Deep Brain Stimulation
Deep brain stimulation is contraindicated in MSA and should not be offered, as it is indicated only for PD patients with good levodopa response 1.
Autonomic Dysfunction Management
Orthostatic Hypotension - Non-Pharmacological First
The American Heart Association prioritizes non-pharmacological measures as first-line therapy 1:
- Compression garments (abdominal binders, compression stockings)
- Physical counter-pressure maneuvers (leg crossing, squatting, muscle tensing)
- Acute water ingestion (500 mL rapidly consumed)
- Increased salt intake (6-10 grams daily)
- Avoid aggravating factors: post-prandial hypotension, post-micturition, warm environments, and physiological diurnal changes 3, 4
- Head-of-bed elevation to reduce supine hypertension 1
Orthostatic Hypotension - Pharmacological Options
When non-pharmacological measures are insufficient, the American Heart Association recommends 1:
- Midodrine: Alpha-1 agonist causing peripheral vasoconstriction
- Droxidopa: Synthetic norepinephrine precursor
- Fludrocortisone: Mineralocorticoid for volume expansion
Critical monitoring requirement: All pharmacological agents for orthostatic hypotension carry risk of supine hypertension, requiring careful blood pressure monitoring in both positions 1.
Genitourinary Symptoms
Urinary dysfunction (incontinence, retention) and impotence are present in 83% of MSA patients and significantly impact quality of life 1, 3, 4:
- Urinary retention: Intermittent catheterization or alpha-blockers
- Urinary incontinence: Anticholinergics (with caution for cognitive effects)
- Erectile dysfunction: Phosphodiesterase-5 inhibitors (with careful blood pressure monitoring given autonomic dysfunction)

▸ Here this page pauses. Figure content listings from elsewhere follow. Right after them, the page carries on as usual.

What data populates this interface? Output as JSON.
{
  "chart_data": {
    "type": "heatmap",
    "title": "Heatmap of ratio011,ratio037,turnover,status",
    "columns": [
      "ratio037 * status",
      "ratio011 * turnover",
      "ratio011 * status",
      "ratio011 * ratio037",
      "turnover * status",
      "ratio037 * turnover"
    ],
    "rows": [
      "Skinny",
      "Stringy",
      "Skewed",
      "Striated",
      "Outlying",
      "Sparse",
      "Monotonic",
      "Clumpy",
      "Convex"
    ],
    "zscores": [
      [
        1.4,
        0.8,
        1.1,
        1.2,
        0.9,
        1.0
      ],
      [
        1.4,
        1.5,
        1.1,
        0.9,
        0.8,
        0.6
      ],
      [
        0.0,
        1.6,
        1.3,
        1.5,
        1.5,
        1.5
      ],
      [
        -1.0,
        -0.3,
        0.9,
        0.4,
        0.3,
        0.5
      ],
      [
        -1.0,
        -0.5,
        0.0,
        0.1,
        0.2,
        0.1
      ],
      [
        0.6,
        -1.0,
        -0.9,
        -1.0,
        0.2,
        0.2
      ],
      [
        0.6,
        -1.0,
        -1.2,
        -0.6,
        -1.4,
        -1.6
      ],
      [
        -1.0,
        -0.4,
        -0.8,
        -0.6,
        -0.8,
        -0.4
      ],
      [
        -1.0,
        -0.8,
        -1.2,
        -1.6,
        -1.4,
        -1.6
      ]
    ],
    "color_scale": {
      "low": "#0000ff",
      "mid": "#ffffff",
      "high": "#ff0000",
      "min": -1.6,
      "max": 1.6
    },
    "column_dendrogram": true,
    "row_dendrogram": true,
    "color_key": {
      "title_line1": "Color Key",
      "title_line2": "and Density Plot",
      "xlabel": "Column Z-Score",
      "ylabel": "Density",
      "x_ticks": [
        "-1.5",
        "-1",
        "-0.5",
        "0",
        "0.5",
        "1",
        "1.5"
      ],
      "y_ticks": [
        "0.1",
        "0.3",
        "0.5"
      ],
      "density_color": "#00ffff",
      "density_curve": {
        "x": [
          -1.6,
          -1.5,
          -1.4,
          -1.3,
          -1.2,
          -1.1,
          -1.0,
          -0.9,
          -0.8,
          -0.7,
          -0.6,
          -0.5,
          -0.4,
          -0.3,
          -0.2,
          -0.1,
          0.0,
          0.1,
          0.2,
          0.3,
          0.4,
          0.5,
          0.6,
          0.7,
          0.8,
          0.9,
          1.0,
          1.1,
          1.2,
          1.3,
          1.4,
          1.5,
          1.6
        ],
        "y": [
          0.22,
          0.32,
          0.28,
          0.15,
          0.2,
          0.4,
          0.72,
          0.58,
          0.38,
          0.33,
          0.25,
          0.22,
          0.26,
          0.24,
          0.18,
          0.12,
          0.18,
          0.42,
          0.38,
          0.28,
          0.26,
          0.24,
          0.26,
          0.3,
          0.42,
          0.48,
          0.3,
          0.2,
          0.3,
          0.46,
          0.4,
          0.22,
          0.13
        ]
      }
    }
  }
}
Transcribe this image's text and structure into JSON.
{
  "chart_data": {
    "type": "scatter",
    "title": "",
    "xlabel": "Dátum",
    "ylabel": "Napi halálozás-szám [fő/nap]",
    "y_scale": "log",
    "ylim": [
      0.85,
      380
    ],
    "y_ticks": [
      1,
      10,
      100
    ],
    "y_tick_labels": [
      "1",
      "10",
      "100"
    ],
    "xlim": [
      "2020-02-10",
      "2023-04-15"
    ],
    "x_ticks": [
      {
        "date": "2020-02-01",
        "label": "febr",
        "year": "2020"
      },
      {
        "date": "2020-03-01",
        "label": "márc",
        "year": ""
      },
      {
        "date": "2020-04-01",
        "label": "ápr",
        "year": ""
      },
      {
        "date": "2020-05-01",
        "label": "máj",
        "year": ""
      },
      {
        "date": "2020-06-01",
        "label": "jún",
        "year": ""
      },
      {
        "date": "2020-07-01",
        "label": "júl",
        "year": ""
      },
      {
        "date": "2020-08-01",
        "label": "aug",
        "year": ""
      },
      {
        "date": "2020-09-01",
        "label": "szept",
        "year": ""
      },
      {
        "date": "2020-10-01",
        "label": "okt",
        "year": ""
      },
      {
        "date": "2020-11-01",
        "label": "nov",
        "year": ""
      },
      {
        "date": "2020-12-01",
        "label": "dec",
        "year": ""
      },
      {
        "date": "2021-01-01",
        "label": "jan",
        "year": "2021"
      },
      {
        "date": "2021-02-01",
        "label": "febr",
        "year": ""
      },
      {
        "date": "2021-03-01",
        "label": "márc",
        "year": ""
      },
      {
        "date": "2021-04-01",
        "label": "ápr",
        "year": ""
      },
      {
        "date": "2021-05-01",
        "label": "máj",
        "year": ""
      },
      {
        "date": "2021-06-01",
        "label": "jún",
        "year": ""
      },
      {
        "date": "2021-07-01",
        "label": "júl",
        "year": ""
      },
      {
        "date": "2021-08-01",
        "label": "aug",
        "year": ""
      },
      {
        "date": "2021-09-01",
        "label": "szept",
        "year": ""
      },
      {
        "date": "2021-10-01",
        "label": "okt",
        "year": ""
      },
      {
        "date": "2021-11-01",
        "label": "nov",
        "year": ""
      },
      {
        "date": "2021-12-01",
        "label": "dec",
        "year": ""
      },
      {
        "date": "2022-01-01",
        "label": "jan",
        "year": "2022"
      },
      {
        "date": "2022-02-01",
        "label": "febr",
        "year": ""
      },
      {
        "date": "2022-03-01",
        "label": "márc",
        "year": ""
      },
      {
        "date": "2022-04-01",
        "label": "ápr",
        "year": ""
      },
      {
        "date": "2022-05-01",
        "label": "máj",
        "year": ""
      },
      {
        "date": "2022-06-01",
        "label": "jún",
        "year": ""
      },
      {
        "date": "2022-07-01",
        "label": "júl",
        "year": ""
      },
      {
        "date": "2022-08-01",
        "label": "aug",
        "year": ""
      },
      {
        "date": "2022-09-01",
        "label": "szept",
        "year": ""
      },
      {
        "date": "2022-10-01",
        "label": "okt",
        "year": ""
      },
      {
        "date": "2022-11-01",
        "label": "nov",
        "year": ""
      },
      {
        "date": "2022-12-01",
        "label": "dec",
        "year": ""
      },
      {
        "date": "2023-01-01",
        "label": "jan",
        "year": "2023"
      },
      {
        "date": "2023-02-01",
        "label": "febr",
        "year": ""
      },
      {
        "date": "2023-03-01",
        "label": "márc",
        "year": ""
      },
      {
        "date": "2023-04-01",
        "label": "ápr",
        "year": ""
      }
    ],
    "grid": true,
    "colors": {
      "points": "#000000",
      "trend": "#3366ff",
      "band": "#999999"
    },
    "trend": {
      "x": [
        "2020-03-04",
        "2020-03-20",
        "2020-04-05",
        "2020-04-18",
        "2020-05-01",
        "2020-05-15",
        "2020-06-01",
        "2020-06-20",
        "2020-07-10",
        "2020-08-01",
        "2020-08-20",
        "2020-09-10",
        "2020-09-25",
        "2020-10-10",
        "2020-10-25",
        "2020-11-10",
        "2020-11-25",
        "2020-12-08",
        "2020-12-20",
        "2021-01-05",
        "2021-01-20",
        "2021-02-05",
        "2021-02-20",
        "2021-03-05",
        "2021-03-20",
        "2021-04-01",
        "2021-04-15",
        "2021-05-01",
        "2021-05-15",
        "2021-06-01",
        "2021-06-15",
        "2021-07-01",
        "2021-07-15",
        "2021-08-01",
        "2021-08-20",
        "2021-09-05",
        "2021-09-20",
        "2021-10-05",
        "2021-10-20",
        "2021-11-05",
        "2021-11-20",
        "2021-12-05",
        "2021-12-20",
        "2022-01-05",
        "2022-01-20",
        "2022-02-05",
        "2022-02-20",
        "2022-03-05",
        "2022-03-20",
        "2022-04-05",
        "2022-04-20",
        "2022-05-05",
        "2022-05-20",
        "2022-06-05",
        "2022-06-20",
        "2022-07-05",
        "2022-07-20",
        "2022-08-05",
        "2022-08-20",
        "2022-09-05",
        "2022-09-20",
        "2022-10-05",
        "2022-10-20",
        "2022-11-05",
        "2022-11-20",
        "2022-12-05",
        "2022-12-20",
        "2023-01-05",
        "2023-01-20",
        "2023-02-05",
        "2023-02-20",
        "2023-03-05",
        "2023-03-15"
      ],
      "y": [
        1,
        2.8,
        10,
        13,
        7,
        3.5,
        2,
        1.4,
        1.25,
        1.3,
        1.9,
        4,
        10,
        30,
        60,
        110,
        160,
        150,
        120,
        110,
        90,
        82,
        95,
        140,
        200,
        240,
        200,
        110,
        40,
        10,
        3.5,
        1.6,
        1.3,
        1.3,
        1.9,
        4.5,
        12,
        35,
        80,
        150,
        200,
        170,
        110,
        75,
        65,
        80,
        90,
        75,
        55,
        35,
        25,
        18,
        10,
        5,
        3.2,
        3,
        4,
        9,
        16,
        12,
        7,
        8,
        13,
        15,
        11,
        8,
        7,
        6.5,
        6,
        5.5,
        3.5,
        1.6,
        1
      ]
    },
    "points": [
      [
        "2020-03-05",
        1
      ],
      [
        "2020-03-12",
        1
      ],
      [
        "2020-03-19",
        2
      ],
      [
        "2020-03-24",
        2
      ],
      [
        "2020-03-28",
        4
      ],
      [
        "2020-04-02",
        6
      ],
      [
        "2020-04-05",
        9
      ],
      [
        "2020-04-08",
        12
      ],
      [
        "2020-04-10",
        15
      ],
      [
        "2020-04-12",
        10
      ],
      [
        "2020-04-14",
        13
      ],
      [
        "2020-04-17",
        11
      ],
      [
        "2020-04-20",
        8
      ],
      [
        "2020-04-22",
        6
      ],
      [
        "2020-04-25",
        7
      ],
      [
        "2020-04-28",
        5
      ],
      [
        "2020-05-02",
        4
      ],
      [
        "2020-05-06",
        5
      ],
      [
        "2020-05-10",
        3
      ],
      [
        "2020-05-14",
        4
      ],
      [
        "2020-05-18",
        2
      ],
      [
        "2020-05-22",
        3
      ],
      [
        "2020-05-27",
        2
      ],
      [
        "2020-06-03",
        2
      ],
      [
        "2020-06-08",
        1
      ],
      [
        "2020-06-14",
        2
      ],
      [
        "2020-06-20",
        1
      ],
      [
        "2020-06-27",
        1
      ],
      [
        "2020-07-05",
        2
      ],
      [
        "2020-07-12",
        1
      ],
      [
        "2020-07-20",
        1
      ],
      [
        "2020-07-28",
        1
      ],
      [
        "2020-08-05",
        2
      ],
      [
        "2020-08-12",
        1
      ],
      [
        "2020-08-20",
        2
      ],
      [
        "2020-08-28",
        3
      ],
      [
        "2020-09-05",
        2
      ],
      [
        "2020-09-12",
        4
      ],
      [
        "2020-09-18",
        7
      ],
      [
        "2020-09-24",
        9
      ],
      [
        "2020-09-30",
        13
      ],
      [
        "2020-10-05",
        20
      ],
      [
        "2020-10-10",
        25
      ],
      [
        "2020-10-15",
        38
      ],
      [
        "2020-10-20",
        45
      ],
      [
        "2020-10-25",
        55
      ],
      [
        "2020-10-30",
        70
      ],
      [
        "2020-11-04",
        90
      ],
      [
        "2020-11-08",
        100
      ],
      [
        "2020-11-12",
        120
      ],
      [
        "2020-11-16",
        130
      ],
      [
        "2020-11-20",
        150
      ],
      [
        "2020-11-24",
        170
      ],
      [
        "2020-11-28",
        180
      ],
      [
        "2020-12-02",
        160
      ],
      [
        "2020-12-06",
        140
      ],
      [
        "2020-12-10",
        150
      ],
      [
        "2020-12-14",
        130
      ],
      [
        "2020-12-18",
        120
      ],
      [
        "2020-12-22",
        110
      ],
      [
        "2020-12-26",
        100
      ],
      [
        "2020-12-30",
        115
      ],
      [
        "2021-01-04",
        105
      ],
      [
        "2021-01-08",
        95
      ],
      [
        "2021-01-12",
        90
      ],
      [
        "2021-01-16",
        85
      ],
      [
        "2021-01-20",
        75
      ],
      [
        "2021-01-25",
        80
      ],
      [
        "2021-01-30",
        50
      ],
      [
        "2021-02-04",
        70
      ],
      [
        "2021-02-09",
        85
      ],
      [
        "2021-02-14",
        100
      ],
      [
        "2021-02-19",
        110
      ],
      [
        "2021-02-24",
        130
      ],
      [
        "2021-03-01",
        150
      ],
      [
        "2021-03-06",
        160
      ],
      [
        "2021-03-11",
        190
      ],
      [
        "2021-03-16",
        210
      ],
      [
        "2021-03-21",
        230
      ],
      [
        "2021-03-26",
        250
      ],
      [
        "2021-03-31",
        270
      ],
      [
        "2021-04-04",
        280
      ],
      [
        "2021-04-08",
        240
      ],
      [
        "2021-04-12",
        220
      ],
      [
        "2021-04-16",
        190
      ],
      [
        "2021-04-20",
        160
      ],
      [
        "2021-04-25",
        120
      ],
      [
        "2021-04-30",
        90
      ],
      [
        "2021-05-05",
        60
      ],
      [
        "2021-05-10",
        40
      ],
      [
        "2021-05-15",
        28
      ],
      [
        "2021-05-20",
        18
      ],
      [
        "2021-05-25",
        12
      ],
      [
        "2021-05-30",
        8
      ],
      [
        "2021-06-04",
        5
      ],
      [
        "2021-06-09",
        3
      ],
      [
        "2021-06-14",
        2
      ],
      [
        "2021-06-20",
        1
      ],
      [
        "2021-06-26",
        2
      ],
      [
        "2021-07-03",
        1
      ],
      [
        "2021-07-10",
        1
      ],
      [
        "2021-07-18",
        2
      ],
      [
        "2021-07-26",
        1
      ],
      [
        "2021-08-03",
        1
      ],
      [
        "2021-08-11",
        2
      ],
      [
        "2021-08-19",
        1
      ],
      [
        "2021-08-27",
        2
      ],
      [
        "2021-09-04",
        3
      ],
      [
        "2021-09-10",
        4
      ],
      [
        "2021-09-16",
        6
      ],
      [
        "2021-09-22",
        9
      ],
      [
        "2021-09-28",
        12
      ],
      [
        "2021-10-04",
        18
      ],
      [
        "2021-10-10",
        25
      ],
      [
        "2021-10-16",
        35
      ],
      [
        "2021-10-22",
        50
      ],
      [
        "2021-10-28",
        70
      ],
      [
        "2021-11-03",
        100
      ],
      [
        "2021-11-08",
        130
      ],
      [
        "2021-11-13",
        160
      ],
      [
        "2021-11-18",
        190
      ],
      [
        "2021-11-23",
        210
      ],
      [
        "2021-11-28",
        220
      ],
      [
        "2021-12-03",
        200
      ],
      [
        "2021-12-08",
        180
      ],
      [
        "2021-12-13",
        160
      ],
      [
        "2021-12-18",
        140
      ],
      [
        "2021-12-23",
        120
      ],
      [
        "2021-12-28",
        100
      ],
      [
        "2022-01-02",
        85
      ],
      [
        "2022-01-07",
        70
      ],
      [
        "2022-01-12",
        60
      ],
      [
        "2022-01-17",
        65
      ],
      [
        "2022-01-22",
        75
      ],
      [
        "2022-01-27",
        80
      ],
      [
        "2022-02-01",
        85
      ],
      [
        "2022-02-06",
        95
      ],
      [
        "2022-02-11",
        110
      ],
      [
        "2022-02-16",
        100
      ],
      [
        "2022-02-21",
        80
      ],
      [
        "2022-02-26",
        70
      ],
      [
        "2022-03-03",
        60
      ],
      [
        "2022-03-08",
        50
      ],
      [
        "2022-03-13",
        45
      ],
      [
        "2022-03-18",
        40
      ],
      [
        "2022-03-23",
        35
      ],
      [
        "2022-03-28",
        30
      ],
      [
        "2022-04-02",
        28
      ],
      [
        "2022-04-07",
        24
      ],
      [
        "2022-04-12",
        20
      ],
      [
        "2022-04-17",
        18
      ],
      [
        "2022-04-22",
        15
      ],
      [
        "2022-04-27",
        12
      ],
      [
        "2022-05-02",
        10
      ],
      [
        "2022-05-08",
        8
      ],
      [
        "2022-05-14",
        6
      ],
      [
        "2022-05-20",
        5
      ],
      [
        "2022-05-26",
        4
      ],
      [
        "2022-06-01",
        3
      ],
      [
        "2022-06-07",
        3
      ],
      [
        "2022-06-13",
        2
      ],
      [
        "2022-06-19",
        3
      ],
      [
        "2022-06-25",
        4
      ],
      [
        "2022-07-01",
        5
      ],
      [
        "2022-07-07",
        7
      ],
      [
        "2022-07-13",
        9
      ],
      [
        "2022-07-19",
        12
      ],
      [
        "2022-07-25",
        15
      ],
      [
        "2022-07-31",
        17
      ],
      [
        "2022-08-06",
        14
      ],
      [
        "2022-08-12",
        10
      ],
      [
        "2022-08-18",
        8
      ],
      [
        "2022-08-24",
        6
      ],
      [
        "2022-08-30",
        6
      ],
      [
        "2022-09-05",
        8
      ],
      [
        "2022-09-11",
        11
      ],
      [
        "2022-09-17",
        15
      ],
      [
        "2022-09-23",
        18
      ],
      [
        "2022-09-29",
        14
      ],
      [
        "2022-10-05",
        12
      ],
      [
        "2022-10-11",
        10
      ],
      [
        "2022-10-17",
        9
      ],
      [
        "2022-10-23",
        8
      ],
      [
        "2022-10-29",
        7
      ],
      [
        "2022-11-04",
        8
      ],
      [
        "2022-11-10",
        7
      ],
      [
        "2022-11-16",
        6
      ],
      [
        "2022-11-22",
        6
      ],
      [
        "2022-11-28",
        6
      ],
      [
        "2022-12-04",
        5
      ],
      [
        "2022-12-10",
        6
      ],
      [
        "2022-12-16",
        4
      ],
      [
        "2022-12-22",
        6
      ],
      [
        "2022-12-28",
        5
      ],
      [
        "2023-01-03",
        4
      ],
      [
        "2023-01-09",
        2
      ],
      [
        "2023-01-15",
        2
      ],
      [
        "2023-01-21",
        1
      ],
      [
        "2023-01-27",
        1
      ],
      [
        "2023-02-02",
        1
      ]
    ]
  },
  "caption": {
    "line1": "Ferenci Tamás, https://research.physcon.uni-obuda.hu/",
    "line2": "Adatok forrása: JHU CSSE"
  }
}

Treatment of genitourinary symptoms should be prioritized to improve quality of life 3, 4.
Nutritional Considerations
While the available guidelines focus primarily on Parkinson's disease rather than MSA specifically, some principles may apply 6:
- Regular monitoring of body weight and nutritional status is important in neurodegenerative diseases 6
- Medical nutrition therapy should be considered to improve well-being and quality of life 6
Prognosis and Palliative Care
MSA has a mean disease duration of approximately 6 years from diagnosis, with typical onset between ages 55-65 years 1. Because no drug treatment consistently benefits patients with MSA in the long-term, palliative therapies become critically important 5. Management should shift toward comfort measures, fall prevention, aspiration precautions, and end-of-life planning as the disease progresses 5, 7.
Future Directions
The pathological hallmark of MSA is glial cytoplasmic inclusions containing misfolded α-synuclein 1. Experimental evidence confirms the key role of alpha-synuclein aggregation in MSA pathogenesis, and transgenic and toxic animal models are being developed to assess candidate neuroprotective drugs 7. However, no neuroprotective therapies are currently available for clinical use 5, 7.